Vielleicht kann eine derartige Abrechnung und die Kontrolle von Taten und Aussagen auch für unsere Aktivitäten in E-Mails, Blogs, Facebook oder Twitter gelten. Vor dem Schreiben denken, selber denken! Doch genau das scheint in Gefahr zu sein. In seinem Buch Payback mahnt Frank Schirrmacher, dass die Bereitschaft der Computernutzer immer mehr zunimmt, das Fragen und dann auch gleich die Beantwortung der Fragen der Maschine zu überlassen.
Schirrmacher warnt nicht nur vor einer digitalen Informationsüberladung sondern vor einem existenziellen Wandel, »an dessen Ende der Verlust des freien Willens stehen könnte«. Er äußert die Befürchtung, dass das Internet in einer nächsten Entwicklungsstufe uns den »Prozess des Abwägens und Gewichtens möglicherweise vollends aus der Hand« nimmt, dass wir also das, was wir wollen und was aus unseren Gedanken folgt, an die Maschine delegieren. Der FAZ-Herausgeber und Feuilletonist stellt fest, dass der Computer großartige Verbindungen zu anderen Menschen aufbaut, »der Preis dafür ist aber ein gestörtes Verhältnis zu uns selbst«. Im Buch wird unter anderem Katie Hafner zitiert, die in der New York Times von einer »sonderbaren Abkopplung von sich« schrieb. »Aufmerksamkeit, Zeit und Konzentration reichen nicht aus, die eigenen Äußerungen gleichermaßen innerlich zu verarbeiten«, so Hafner.

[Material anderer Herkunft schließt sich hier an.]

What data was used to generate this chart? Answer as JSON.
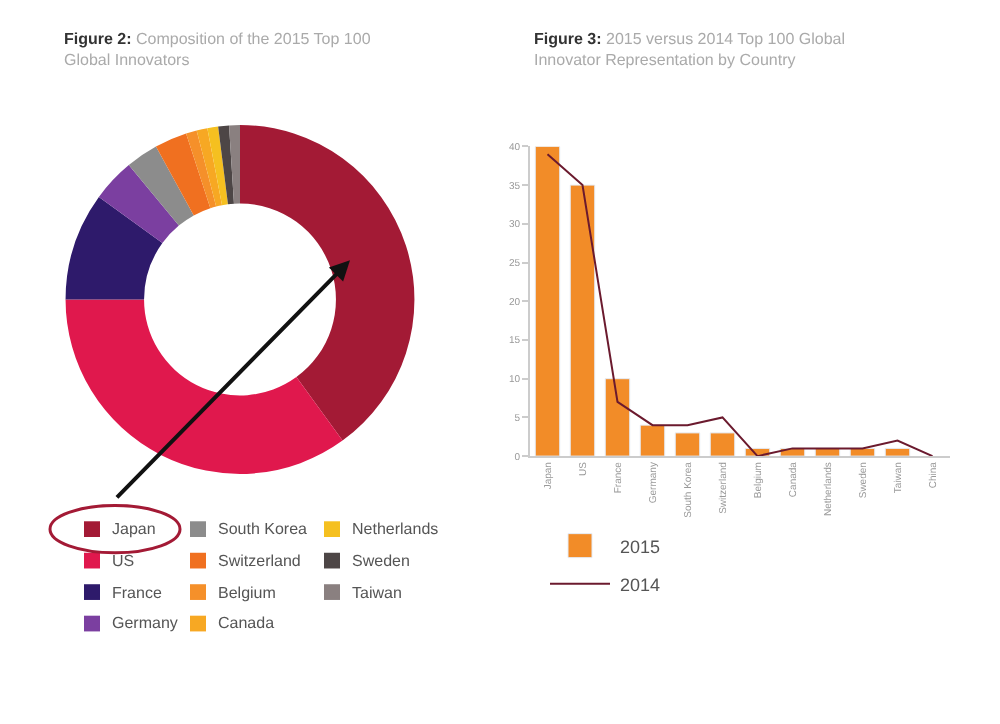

Wahl Wir haben die Wahl: Das Internet ist gut und schlecht. Es hängt von uns ab. So wie es auch im Toraabschnitt der vergangenen Woche, »Ki Tawo«, deutlich wird: Wir haben einen freien Willen, wir können wählen. Gehorchen wir »der Stimme des Ewigen«, wird es uns gut gehen, wenn nicht, »kommen all diese Flüche« über uns. Und in eben diesem Abschnitt (5. Buch Moses 27,8) fordert Mosche vom Volk Israel: »Und schreibe auf die Steine alle Worte dieser Lehre«. Die Steine von heute sind unsere Smartphones, Laptops, Netbooks oder iPads. Wir sollten uns von Zeit zu Zeit daran erinnern, sie in diesem Sinne zu nutzen.
Und wir sollten uns zur »Aufmerksamkeit und Konzentration« zwingen, uns die Zeit nicht nehmen lassen. Die Tage der Teschuwa sind eine gute Gelegenheit, darüber nachzudenken. Wir sollten uns umprogrammieren, wenn wir mit dem Internet und den digitalen Technologien ein Problem haben.
Und wer dazu den Weckruf des Schofars braucht, und es nicht bis in die Synagoge schafft: Es gibt zahlreiche Webseiten (wie zum Beispiel: www.jewishmag.com/71mag/shofar/shofar.mp3), auf denen die Töne des Widderhorns zu hören sind. Schana Towa!